North Dakota

North Dakota delivers a magnificent bounty to America’s dinner tables and agriculture is definitely a major theme here. If your meals include canola oil, flaxseed, lentils, sunflower seeds, wheat, or oats, they probably came from North Dakota’s rich farmland. Yet, there is so much more to the Peace Garden State.

Even though North Dakota is way up north in the United States, a marker in Rugby marks the Geographic Center of the North American Continent.    

The North Dakota Badlands in the southwestern part of the state appear to have dropped off the moon. The International Peace Garden straddles the border with Canada.

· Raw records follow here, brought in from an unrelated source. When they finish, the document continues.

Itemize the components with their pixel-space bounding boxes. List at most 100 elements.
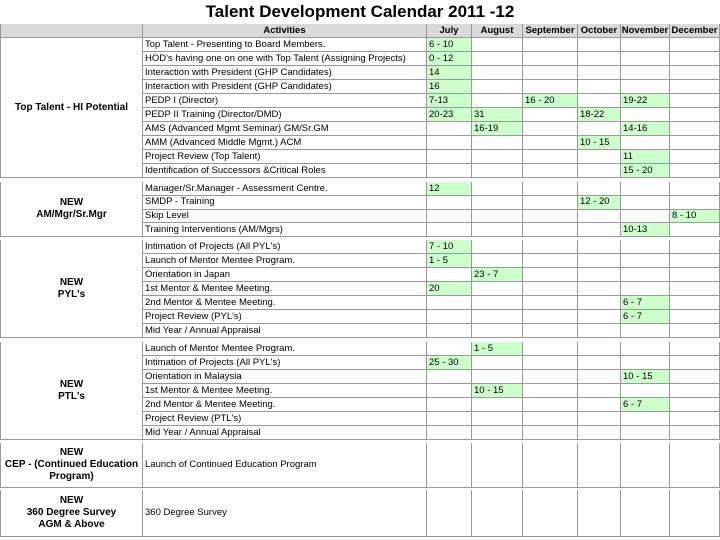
date-cell <box>670 108 720 122</box>
date-cell <box>670 342 720 356</box>
date-cell <box>427 150 472 164</box>
date-cell <box>670 182 720 196</box>
date-cell: 6 - 10 <box>427 38 472 52</box>
date-cell: 18-22 <box>578 108 621 122</box>
activity: PEDP I (Director) <box>143 94 427 108</box>
group-label: NEW 360 Degree Survey AGM & Above <box>0 490 143 537</box>
date-cell <box>427 268 472 282</box>
date-cell <box>523 164 578 178</box>
date-cell <box>621 38 670 52</box>
date-cell <box>523 38 578 52</box>
date-cell <box>523 412 578 426</box>
activity: Interaction with President (GHP Candidat… <box>143 80 427 94</box>
date-cell <box>578 443 621 488</box>
date-cell <box>578 94 621 108</box>
date-cell <box>427 164 472 178</box>
header-blank <box>0 24 143 38</box>
date-cell <box>472 296 523 310</box>
date-cell <box>670 80 720 94</box>
activity: Top Talent - Presenting to Board Members… <box>143 38 427 52</box>
date-cell <box>621 52 670 66</box>
column-header: September <box>523 24 578 38</box>
date-cell: 1 - 5 <box>427 254 472 268</box>
date-cell <box>578 268 621 282</box>
date-cell <box>427 136 472 150</box>
date-cell <box>578 490 621 537</box>
date-cell <box>670 52 720 66</box>
date-cell <box>578 342 621 356</box>
date-cell <box>670 223 720 237</box>
date-cell <box>523 66 578 80</box>
group-label: NEW PTL's <box>0 342 143 440</box>
date-cell: 12 - 20 <box>578 195 621 210</box>
group-label-line: AM/Mgr/Sr.Mgr <box>36 209 107 220</box>
date-cell: 1 - 5 <box>472 342 523 356</box>
activity: 1st Mentor & Mentee Meeting. <box>143 282 427 296</box>
date-cell <box>578 370 621 384</box>
activity: Project Review (PTL's) <box>143 412 427 426</box>
date-cell: 20-23 <box>427 108 472 122</box>
date-cell <box>523 370 578 384</box>
activity: Project Review (PYL's) <box>143 310 427 324</box>
date-cell <box>472 324 523 338</box>
date-cell <box>523 398 578 412</box>
date-cell <box>427 412 472 426</box>
date-cell <box>621 282 670 296</box>
date-cell <box>578 164 621 178</box>
date-cell <box>427 195 472 210</box>
date-cell <box>427 384 472 398</box>
date-cell <box>523 356 578 370</box>
date-cell: 8 - 10 <box>670 209 720 224</box>
date-cell <box>578 296 621 310</box>
date-cell <box>670 94 720 108</box>
activity: Mid Year / Annual Appraisal <box>143 426 427 440</box>
group-label-line: NEW <box>59 378 84 390</box>
date-cell <box>472 443 523 488</box>
date-cell <box>578 398 621 412</box>
date-cell <box>670 296 720 310</box>
date-cell <box>427 490 472 537</box>
date-cell <box>472 412 523 426</box>
activity: 2nd Mentor & Mentee Meeting. <box>143 296 427 310</box>
date-cell <box>670 136 720 150</box>
date-cell <box>670 195 720 210</box>
date-cell <box>427 296 472 310</box>
date-cell <box>621 490 670 537</box>
date-cell <box>523 268 578 282</box>
date-cell <box>621 182 670 196</box>
date-cell <box>670 268 720 282</box>
date-cell <box>427 398 472 412</box>
date-cell <box>523 240 578 254</box>
date-cell: 16 - 20 <box>523 94 578 108</box>
date-cell <box>670 310 720 324</box>
date-cell <box>578 356 621 370</box>
date-cell: 20 <box>427 282 472 296</box>
column-header: November <box>621 24 670 38</box>
date-cell: 16 <box>427 80 472 94</box>
activity: 1st Mentor & Mentee Meeting. <box>143 384 427 398</box>
date-cell <box>670 412 720 426</box>
date-cell <box>670 282 720 296</box>
group-label: Top Talent - HI Potential <box>0 38 143 178</box>
activity: Launch of Mentor Mentee Program. <box>143 254 427 268</box>
group-label: NEW AM/Mgr/Sr.Mgr <box>0 182 143 237</box>
date-cell <box>523 443 578 488</box>
date-cell <box>670 122 720 136</box>
date-cell <box>670 164 720 178</box>
group-label-line: NEW <box>59 197 84 208</box>
activity: Identification of Successors &Critical R… <box>143 164 427 178</box>
group-label-line: PTL's <box>58 390 85 402</box>
activity: Skip Level <box>143 209 427 224</box>
date-cell <box>523 426 578 440</box>
group-label-line: NEW <box>59 495 84 506</box>
date-cell <box>578 254 621 268</box>
date-cell <box>427 310 472 324</box>
date-cell <box>578 240 621 254</box>
date-cell <box>472 254 523 268</box>
date-cell <box>578 182 621 196</box>
date-cell: 6 - 7 <box>621 398 670 412</box>
date-cell <box>621 66 670 80</box>
date-cell <box>621 356 670 370</box>
activity: PEDP II Training (Director/DMD) <box>143 108 427 122</box>
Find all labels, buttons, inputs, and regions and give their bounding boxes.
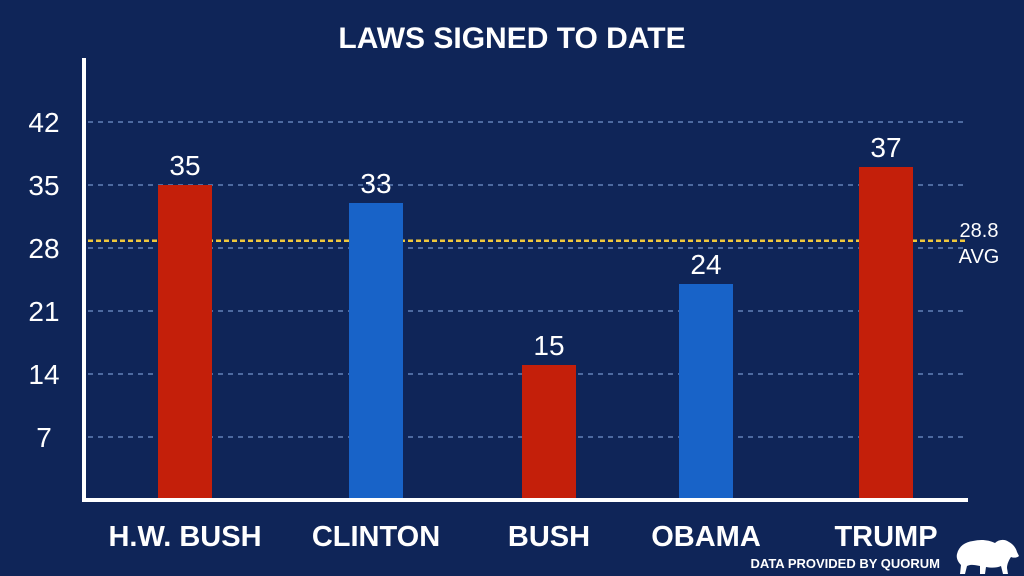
data-label: 33 [360,168,391,199]
y-tick-label: 42 [28,107,59,138]
average-value-label: 28.8 [960,220,999,242]
x-tick-labels: H.W. BUSH CLINTON BUSH OBAMA TRUMP [108,521,937,553]
bar-trump [859,167,913,500]
data-label: 37 [870,132,901,163]
y-tick-label: 14 [28,359,59,390]
x-tick-label: TRUMP [834,521,937,553]
x-tick-label: OBAMA [651,521,761,553]
y-tick-labels: 7 14 21 28 35 42 [28,107,59,453]
bar-obama [679,284,733,500]
data-label: 24 [690,249,721,280]
bar-h-w-bush [158,185,212,500]
data-credit: DATA PROVIDED BY QUORUM [751,556,940,571]
x-tick-label: BUSH [508,521,590,553]
bar-clinton [349,203,403,500]
y-tick-label: 35 [28,170,59,201]
bars [158,167,913,500]
average-text-label: AVG [959,246,1000,268]
axes [82,58,968,502]
x-tick-label: CLINTON [312,521,440,553]
y-tick-label: 28 [28,233,59,264]
chart-title: LAWS SIGNED TO DATE [338,22,685,55]
bar-bush [522,365,576,500]
data-label: 35 [169,150,200,181]
average-line-group: 28.8 AVG [88,220,999,268]
data-labels: 35 33 15 24 37 [169,132,901,361]
data-label: 15 [533,330,564,361]
y-tick-label: 7 [36,422,52,453]
x-tick-label: H.W. BUSH [108,521,261,553]
bear-icon [956,539,1019,574]
y-tick-label: 21 [28,296,59,327]
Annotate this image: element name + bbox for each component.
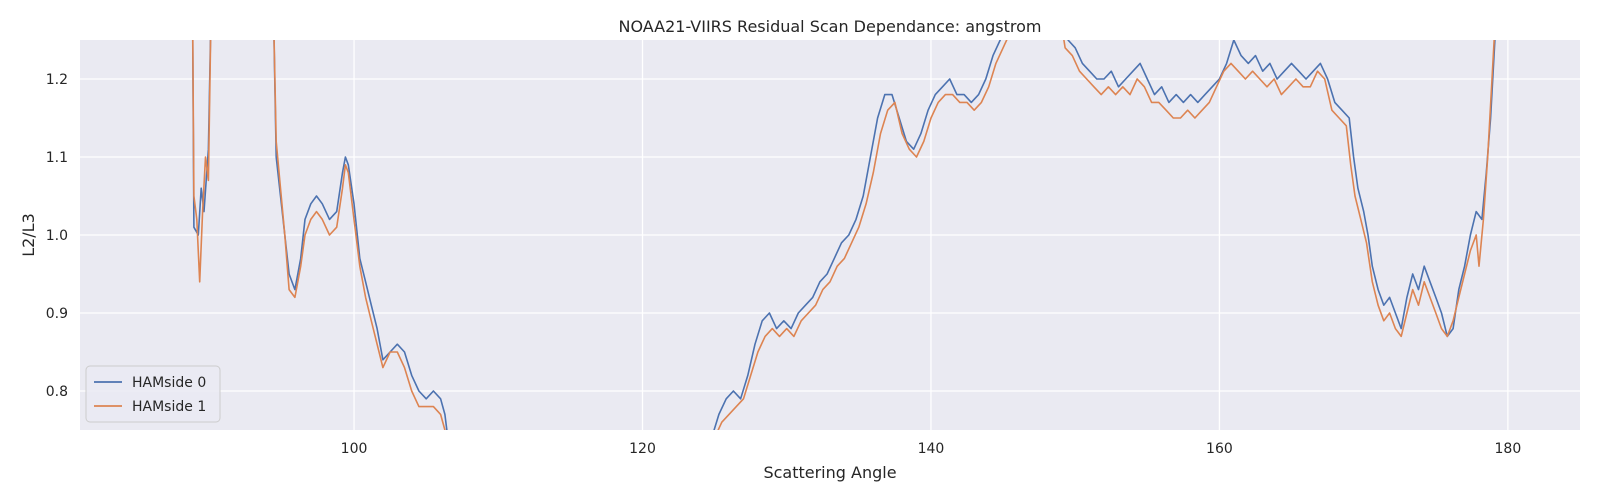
legend-label: HAMside 1: [132, 399, 206, 415]
x-axis-label: Scattering Angle: [763, 463, 896, 482]
legend-label: HAMside 0: [132, 375, 206, 391]
series-lines: [191, 40, 1508, 430]
x-tick-label: 140: [918, 441, 945, 457]
x-tick-label: 120: [629, 441, 656, 457]
y-axis-label: L2/L3: [19, 213, 38, 257]
y-tick-label: 0.9: [46, 306, 68, 322]
y-tick-label: 1.1: [46, 150, 68, 166]
y-tick-label: 1.0: [46, 228, 68, 244]
y-tick-label: 0.8: [46, 384, 68, 400]
series-hamside-1: [191, 40, 1495, 430]
series-line: [713, 40, 1496, 430]
chart-title: NOAA21-VIIRS Residual Scan Dependance: a…: [618, 17, 1041, 36]
x-tick-label: 100: [341, 441, 368, 457]
series-line: [717, 40, 1495, 430]
series-line: [1506, 40, 1508, 41]
series-line: [273, 40, 448, 430]
y-tick-label: 1.2: [46, 72, 68, 88]
x-tick-label: 160: [1206, 441, 1233, 457]
x-tick-label: 180: [1495, 441, 1522, 457]
legend-box: [85, 365, 221, 423]
series-line: [191, 40, 212, 283]
legend: HAMside 0 HAMside 1: [85, 365, 221, 423]
series-line: [273, 40, 446, 430]
tick-labels: 100 120 140 160 180 0.8 0.9 1.0 1.1 1.2: [46, 72, 1522, 457]
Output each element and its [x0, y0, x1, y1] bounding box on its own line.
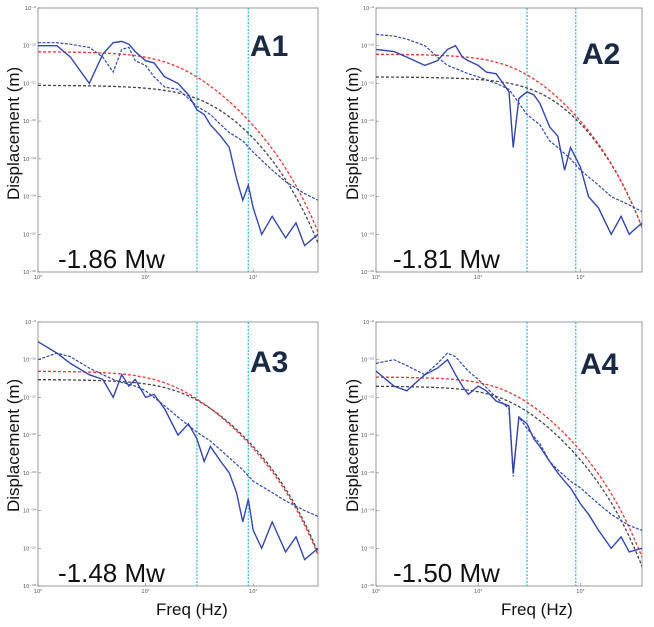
plot-area — [38, 8, 318, 272]
observed-dashed-line — [376, 352, 642, 531]
x-tick-label: 10¹ — [141, 275, 149, 281]
x-tick-label: 10⁰ — [34, 275, 42, 281]
y-tick-label: 10⁻¹³ — [23, 471, 36, 477]
x-tick-label: 10⁰ — [372, 589, 380, 595]
x-axis-label: Freq (Hz) — [501, 600, 573, 619]
observed-dashed-line — [38, 352, 318, 517]
y-tick-label: 10⁻¹⁰ — [361, 358, 374, 364]
y-tick-label: 10⁻¹⁰ — [23, 358, 36, 364]
panel-a2: 10⁻⁹ 10⁻¹⁰ 10⁻¹¹ 10⁻¹² 10⁻¹³ 10⁻¹⁴ 10⁻¹⁵ 10⁻¹⁶ 1… — [327, 0, 654, 312]
y-tick-label: 10⁻¹¹ — [361, 395, 374, 401]
plot-frame — [375, 321, 643, 587]
panel-a1: 10⁻⁹ 10⁻¹⁰ 10⁻¹¹ 10⁻¹² 10⁻¹³ 10⁻¹⁴ 10⁻¹⁵ 10⁻¹⁶ 1… — [0, 0, 327, 312]
y-tick-label: 10⁻¹⁵ — [23, 232, 36, 238]
chart-a1: 10⁻⁹10⁻¹⁰10⁻¹¹10⁻¹²10⁻¹³10⁻¹⁴10⁻¹⁵10⁻¹⁶1… — [23, 6, 319, 281]
model-curve-red — [38, 51, 318, 233]
panel-label: A3 — [250, 346, 289, 379]
x-tick-label: 10² — [249, 275, 257, 281]
model-curve-red — [376, 376, 642, 558]
panel-a4: 10⁻⁹ 10⁻¹⁰ 10⁻¹¹ 10⁻¹² 10⁻¹³ 10⁻¹⁴ 10⁻¹⁵ 10⁻¹⁶ 1… — [327, 312, 654, 627]
x-tick-label: 10⁰ — [34, 589, 42, 595]
y-tick-label: 10⁻⁹ — [363, 320, 374, 326]
y-axis-label: Displacement (m) — [4, 66, 23, 200]
plot-area — [38, 322, 318, 586]
y-tick-label: 10⁻¹⁵ — [23, 546, 36, 552]
y-tick-label: 10⁻¹¹ — [23, 395, 36, 401]
x-tick-label: 10¹ — [474, 275, 482, 281]
x-tick-label: 10⁰ — [372, 275, 380, 281]
chart-a4: 10⁻⁹10⁻¹⁰10⁻¹¹10⁻¹²10⁻¹³10⁻¹⁴10⁻¹⁵10⁻¹⁶1… — [361, 320, 643, 595]
y-tick-label: 10⁻¹⁴ — [361, 509, 374, 515]
y-tick-label: 10⁻¹⁴ — [361, 195, 374, 201]
y-tick-label: 10⁻⁹ — [363, 6, 374, 12]
model-curve-black — [38, 84, 318, 244]
y-tick-label: 10⁻¹³ — [361, 157, 374, 163]
panel-label: A2 — [582, 38, 621, 71]
y-tick-label: 10⁻¹⁵ — [361, 546, 374, 552]
x-tick-label: 10² — [576, 275, 584, 281]
y-tick-label: 10⁻¹² — [361, 119, 374, 125]
panel-label: A1 — [250, 30, 289, 63]
y-tick-label: 10⁻¹⁶ — [361, 584, 374, 590]
plot-area — [376, 8, 642, 272]
observed-dashed-line — [38, 42, 318, 201]
y-axis-label: Displacement (m) — [4, 378, 23, 512]
y-tick-label: 10⁻¹¹ — [23, 81, 36, 87]
y-tick-label: 10⁻¹⁶ — [23, 270, 36, 276]
y-tick-label: 10⁻⁹ — [25, 320, 36, 326]
y-tick-label: 10⁻¹² — [23, 119, 36, 125]
y-tick-label: 10⁻¹⁴ — [23, 195, 36, 201]
plot-frame — [375, 7, 643, 273]
y-tick-label: 10⁻¹⁰ — [23, 44, 36, 50]
x-tick-label: 10¹ — [474, 589, 482, 595]
observed-solid-line — [376, 44, 642, 236]
y-axis-label: Displacement (m) — [343, 378, 362, 512]
chart-a3: 10⁻⁹10⁻¹⁰10⁻¹¹10⁻¹²10⁻¹³10⁻¹⁴10⁻¹⁵10⁻¹⁶1… — [23, 320, 319, 595]
observed-dashed-line — [376, 33, 642, 213]
y-tick-label: 10⁻¹⁴ — [23, 509, 36, 515]
y-tick-label: 10⁻¹² — [23, 433, 36, 439]
observed-solid-line — [38, 40, 318, 247]
chart-a2: 10⁻⁹10⁻¹⁰10⁻¹¹10⁻¹²10⁻¹³10⁻¹⁴10⁻¹⁵10⁻¹⁶1… — [361, 6, 643, 281]
y-tick-label: 10⁻⁹ — [25, 6, 36, 12]
y-tick-label: 10⁻¹⁵ — [361, 232, 374, 238]
magnitude-label: -1.50 Mw — [393, 558, 500, 588]
x-tick-label: 10¹ — [141, 589, 149, 595]
x-axis-label: Freq (Hz) — [156, 600, 228, 619]
magnitude-label: -1.48 Mw — [58, 558, 165, 588]
y-axis-label: Displacement (m) — [343, 66, 362, 200]
x-tick-label: 10² — [249, 589, 257, 595]
y-tick-label: 10⁻¹¹ — [361, 81, 374, 87]
y-tick-label: 10⁻¹² — [361, 433, 374, 439]
y-tick-label: 10⁻¹⁰ — [361, 44, 374, 50]
model-curve-black — [38, 379, 318, 553]
observed-solid-line — [38, 341, 318, 561]
panel-label: A4 — [580, 348, 619, 381]
y-tick-label: 10⁻¹³ — [361, 471, 374, 477]
plot-area — [376, 322, 642, 586]
y-tick-label: 10⁻¹⁶ — [361, 270, 374, 276]
y-tick-label: 10⁻¹⁶ — [23, 584, 36, 590]
panel-a3: 10⁻⁹ 10⁻¹⁰ 10⁻¹¹ 10⁻¹² 10⁻¹³ 10⁻¹⁴ 10⁻¹⁵ 10⁻¹⁶ 1… — [0, 312, 327, 627]
model-curve-black — [376, 385, 642, 567]
magnitude-label: -1.86 Mw — [58, 244, 165, 274]
y-tick-label: 10⁻¹³ — [23, 157, 36, 163]
magnitude-label: -1.81 Mw — [393, 244, 500, 274]
x-tick-label: 10² — [576, 589, 584, 595]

From the end of the Ice Age, North Dakota was home to Native Americans who lived in sophisticated villages, some with more than 130 homes. They first met European explorers in 1738 who came south from the Hudson Bay Company. Lewis and Clark passed through the tallgrass prairie looking for a river route to the Pacific Ocean.

As you travel, you’ll delight in the mosaic of ethnic traditions on display, that include Scandinavians, making their fabulous baked goodies, mostly living in the east and north-central areas, German Mennonites, Hutterites, Catholics, Russian Germans, Ukrainians, and Poles, who brought their foodways to the south central area of North Dakota. English, Scots, and Irish came down from Canada to the northern part of the state, and Icelandic immigrants made their homes in the northeast corner.

The western part of the state is the territory of ranchers and cattle. The rugged, gloriously unspoiled vast silent spaces of the North Dakota Badlands and Theodore Roosevelt National Park are not to be missed. You’ll be traveling through billion-year-old landscapes thrashed by volcanoes, ice, and rushing water, which created hoodoos, stone monoliths and banded buttes with an array of beautiful colors punctuating their terrain.

Enjoy the variety of this unique American state.